Traversing through fog is about what it's like to have a goal off in the distance. You know the starting point which is wherever you are at the moment, you know the ending point, but the middle is foggy.
Those are the times I remember to take just the next step. I don't have to see the next ten steps. When I keep going toward that goal in the distance, as I make my way through the fog, each step the was previously hidden is plain to see when it's the next step.
Big goals and little can both be approached this way.
Last year, we had the goal to buy the house we now occupy. I'd never bought a house before. Kris bought our old house before we were married. This time around I handled all the business of it.
Goal: buy a specific house. Starting point: talk to the bank. I talked to the wrong bank at first; ours doesn't handle mortgages, but they pointed me in the right direction. Each step I took, the next one became plain to see.

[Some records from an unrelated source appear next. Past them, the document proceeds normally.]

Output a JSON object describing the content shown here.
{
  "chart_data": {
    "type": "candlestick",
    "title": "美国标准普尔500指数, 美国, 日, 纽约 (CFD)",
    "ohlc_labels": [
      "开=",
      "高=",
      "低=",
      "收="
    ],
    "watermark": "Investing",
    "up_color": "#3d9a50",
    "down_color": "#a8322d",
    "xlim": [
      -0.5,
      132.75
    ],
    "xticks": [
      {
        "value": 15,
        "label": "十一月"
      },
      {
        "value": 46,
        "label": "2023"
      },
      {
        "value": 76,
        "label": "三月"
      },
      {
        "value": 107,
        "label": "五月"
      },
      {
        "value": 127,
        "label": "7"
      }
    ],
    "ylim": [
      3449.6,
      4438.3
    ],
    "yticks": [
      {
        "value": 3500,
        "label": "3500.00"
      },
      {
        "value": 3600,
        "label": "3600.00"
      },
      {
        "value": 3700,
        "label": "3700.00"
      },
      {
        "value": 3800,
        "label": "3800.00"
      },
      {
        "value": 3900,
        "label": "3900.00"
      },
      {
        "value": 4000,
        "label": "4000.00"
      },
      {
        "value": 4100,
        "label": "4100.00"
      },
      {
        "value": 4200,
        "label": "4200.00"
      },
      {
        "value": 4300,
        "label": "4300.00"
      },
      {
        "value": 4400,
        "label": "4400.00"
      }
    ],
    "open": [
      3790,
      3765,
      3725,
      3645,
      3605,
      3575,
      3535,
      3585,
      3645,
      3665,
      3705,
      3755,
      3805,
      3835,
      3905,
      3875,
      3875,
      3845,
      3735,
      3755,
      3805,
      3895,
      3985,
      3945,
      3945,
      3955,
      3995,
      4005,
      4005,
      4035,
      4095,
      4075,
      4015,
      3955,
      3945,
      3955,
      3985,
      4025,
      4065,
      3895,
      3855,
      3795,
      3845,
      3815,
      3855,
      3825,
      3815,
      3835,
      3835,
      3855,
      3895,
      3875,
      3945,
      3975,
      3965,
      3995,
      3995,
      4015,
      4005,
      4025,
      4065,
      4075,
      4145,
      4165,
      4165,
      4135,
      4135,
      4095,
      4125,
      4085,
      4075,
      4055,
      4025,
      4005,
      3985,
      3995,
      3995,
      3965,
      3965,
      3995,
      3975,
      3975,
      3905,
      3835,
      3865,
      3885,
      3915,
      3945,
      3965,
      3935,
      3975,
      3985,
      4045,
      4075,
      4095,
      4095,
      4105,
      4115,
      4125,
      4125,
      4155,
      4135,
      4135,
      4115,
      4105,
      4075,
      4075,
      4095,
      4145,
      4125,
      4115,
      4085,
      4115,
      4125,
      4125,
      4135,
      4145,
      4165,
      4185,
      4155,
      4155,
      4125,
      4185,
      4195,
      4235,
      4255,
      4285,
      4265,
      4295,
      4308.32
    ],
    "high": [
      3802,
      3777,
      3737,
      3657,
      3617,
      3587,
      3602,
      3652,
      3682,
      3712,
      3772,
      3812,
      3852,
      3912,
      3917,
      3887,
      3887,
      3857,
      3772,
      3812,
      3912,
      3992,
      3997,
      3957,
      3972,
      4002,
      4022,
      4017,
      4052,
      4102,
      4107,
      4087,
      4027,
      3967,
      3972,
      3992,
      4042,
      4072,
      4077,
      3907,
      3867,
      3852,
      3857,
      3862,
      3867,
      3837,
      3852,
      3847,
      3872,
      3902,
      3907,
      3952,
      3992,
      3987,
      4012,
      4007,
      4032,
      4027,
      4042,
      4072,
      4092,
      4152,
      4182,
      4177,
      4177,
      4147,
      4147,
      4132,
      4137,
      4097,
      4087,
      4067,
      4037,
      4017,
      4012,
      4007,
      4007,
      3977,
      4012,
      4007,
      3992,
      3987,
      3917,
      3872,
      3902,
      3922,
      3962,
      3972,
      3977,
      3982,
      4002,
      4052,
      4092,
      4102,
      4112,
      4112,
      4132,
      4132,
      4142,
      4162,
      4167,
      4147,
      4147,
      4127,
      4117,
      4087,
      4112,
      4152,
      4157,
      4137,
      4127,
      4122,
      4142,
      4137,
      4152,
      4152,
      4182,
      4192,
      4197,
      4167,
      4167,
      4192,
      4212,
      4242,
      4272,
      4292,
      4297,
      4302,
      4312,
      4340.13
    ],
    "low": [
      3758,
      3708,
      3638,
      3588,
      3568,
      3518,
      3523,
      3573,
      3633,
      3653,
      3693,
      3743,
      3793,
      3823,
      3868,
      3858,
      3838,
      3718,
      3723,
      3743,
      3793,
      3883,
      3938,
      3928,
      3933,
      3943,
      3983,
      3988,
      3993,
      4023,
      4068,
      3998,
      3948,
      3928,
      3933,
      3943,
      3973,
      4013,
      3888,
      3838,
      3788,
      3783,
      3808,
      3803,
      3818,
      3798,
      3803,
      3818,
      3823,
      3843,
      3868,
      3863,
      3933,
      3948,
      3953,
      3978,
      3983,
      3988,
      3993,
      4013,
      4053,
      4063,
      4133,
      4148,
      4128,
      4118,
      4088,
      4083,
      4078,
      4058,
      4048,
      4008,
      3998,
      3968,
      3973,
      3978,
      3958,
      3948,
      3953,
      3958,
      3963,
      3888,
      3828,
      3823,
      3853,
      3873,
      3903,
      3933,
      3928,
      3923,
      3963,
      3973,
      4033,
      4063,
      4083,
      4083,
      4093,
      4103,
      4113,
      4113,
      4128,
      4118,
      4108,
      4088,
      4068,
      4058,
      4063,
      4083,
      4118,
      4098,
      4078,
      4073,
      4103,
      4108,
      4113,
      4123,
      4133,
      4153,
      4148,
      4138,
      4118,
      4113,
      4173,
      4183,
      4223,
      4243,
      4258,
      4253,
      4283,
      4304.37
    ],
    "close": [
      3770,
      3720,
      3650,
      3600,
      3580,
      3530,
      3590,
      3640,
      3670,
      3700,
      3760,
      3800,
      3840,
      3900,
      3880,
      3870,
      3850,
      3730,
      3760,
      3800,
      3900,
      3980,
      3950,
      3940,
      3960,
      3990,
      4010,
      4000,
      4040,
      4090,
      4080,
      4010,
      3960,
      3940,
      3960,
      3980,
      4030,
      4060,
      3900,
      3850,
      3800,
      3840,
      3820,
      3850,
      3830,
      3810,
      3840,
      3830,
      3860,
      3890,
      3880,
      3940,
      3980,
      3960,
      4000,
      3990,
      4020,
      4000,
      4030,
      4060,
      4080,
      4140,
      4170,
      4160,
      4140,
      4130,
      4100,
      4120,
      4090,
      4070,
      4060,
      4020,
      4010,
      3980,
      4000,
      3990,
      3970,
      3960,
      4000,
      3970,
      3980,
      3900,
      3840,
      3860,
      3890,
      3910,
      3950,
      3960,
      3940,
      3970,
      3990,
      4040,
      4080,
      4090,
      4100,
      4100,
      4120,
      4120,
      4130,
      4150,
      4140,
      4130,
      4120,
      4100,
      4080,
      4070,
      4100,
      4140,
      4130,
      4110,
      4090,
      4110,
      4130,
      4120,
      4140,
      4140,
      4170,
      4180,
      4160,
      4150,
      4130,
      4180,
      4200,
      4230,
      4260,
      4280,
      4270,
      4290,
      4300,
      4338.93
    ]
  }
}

Goal: pay off the stupid mortgage. (We hate debt.) Starting point: X dollars. Divide the mortgage amount by the number of years in which we want to have it paid off. I know there is interest. But I also know that when we focus on a goal, we achieve it much faster than we planned. Thus, our goal for paying off the mortgage is five years. Two would be great. Paying in cash would have been the best.
The foggy part of this goal is the logistics. It will look different from month to month as expenses vary. Paying extra on the principal is an adult thing to do. That means we can't act like children. We have to say "NO" to ourselves. We can't go save big money at Menard's. (You walk in there needing deck screws and come out with a new refrigerator.)
Goal: clean-enough-not-to-be-embarrassed house. Starting point: standing in the middle of stinky laundry. Put in a load. As you just do one thing, the next task will become apparent.
To wrap up this train of thought: don't get paralyzed by not seeing every single step toward your goal. Keep focused on progressing toward that goal, and you'll see each step as you get closer to it.
New random train of thought: All is quiet again for the day. Dinner was a reminder of why I don't buy freezer pot pies except once every twenty years. The crust is good, but the faux chicken? It tastes like the coagulation of whatever the meat plant swept off the floor and a used dish washing sponge. In any case, it did the job of filling bellies.